Песне, плоти и земле.


Пой в окоченелом мире, —

За пределом человечности,

В звездной выси, в черной шири

Без границ морозы вечности.

СТИХИ ОБ АРМЕНИИ

На окраине

Как поднимешься в старый город,

Перепрыгнешь пенный поток,

Из проспектов и парков скоро

В вековой попадешь Восток.


Здесь ветшающие балконы

Всем узором своих затей

Тени вписывают в наклоны

Облупившихся плоскостей.


Здесь отпасть зеркала не успели

В сталактитовых потолках,

Опрокинувшие постели

С заплатами на тюфяках.


Здесь под аркой былой мечети —

Несмолкающий гам игры,

Койки ржавчина, чан из меди,

Поистершиеся ковры.


А там, по безлюдью сухому,

У последних лачуг на слом,

Где безликий небесный омут

Перерезан косым стволом,


По каменьям бредя из упорной

Городской базарной жары,

Ослик тащится черномордый

В легкий воздух своей горы.

Былые жилища

Входили во дворик по плитам, стертым

Многосемейностью, где до поры

Треснувшей глиной еще подперты

Кровли, трамбованные пятой жары.


Шли, нагибаясь под тлен обносков,

По галерейке, где крови алей

Перец горячим свисает лоском

С ее перекошенных костылей.


Нехотя вспомнишь: иная хибара

По уши в камень, бывало, вросла.

В ней одиночество бабкою старой,

Кажется, с горя сгорит дотла.


В те годы, гостем блуждая незваным,

Пугался я рвани полуголых старух,

Грязным ошмагом, что смертным саваном,

Еще пеленавших свой бедный дух.


В черном, стоит у порога, подолгу

Смотрит, смотрит, смотрит — куда?

Ждет ли, тревогой вжигаясь в дорогу

Сына, потерянного навсегда?


Свет не заглядывал в эти жилища

Скорби бесслезной и нищеты,

То были не хижины, а пепелища,

Даже лишенные суеты.

Кондитер

Под уступом скалы, на белёсом пути к Канакеру,

За камнями ограды — ручьём перерезанный сад,

Где чинар сановитый, где персики сладки не в меру

Где топорщатся смоквы и мреет серебряный пшат.

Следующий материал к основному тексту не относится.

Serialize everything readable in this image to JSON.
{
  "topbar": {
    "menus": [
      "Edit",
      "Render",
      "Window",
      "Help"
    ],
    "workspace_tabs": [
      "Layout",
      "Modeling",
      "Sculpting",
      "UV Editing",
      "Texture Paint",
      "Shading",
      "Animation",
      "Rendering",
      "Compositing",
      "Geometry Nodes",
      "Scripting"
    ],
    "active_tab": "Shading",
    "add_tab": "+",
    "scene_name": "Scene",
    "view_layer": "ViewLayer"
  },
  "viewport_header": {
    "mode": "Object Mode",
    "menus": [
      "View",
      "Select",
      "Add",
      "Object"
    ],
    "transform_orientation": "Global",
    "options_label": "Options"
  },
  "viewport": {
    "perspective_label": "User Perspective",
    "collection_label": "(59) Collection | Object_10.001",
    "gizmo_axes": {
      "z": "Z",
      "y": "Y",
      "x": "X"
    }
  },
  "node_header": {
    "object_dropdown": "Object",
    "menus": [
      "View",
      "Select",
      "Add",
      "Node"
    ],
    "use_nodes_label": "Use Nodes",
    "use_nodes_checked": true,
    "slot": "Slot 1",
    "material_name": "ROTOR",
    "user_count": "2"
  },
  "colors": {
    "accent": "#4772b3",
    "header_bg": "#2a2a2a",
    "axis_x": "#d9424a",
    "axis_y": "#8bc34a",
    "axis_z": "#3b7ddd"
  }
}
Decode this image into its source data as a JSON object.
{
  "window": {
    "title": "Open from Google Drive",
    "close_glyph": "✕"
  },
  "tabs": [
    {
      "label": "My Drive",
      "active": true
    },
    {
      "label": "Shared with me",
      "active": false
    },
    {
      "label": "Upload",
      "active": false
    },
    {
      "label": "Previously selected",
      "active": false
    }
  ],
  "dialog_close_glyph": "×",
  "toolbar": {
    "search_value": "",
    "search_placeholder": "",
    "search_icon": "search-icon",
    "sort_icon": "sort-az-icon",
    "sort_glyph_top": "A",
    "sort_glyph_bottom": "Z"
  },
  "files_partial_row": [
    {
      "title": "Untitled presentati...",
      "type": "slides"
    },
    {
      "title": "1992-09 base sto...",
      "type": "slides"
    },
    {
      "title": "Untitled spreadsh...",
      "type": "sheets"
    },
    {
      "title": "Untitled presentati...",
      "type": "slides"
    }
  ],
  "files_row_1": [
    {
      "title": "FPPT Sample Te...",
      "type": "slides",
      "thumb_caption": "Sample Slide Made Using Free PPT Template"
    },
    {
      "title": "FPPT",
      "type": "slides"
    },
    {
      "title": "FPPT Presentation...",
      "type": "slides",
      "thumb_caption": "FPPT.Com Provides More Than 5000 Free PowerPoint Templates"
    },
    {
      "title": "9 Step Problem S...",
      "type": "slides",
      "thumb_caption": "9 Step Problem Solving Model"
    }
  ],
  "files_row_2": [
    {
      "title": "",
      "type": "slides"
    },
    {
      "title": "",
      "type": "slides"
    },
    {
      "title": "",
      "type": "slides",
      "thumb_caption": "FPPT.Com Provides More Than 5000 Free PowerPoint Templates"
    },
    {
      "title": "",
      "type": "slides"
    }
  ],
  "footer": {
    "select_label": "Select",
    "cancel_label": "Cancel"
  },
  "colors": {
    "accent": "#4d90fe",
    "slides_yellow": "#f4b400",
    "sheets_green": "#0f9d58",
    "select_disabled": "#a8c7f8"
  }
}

Здесь кондитер живёт. Он потеет над тестом и кремом

Целый день в Ереване. Вернётся домой Арташес,

Гостя сам зазовёт, — к философским склонен он темам.

Прочитает стихи, а супруга очистит дюшес.


Как-то в день выходной, под скалою, где сад Арташеса,

Брёл я в гору — и вижу: кондитер, до пояса гол,

Мерно ломом долбит вековечную толщу отвеса:

Вырубает ступени, уже до четвёртой дошёл.


Я приветствовал друга. В поту и в пылище знакомо

Улыбнулся кондитер: — «К полудню закончу ступень.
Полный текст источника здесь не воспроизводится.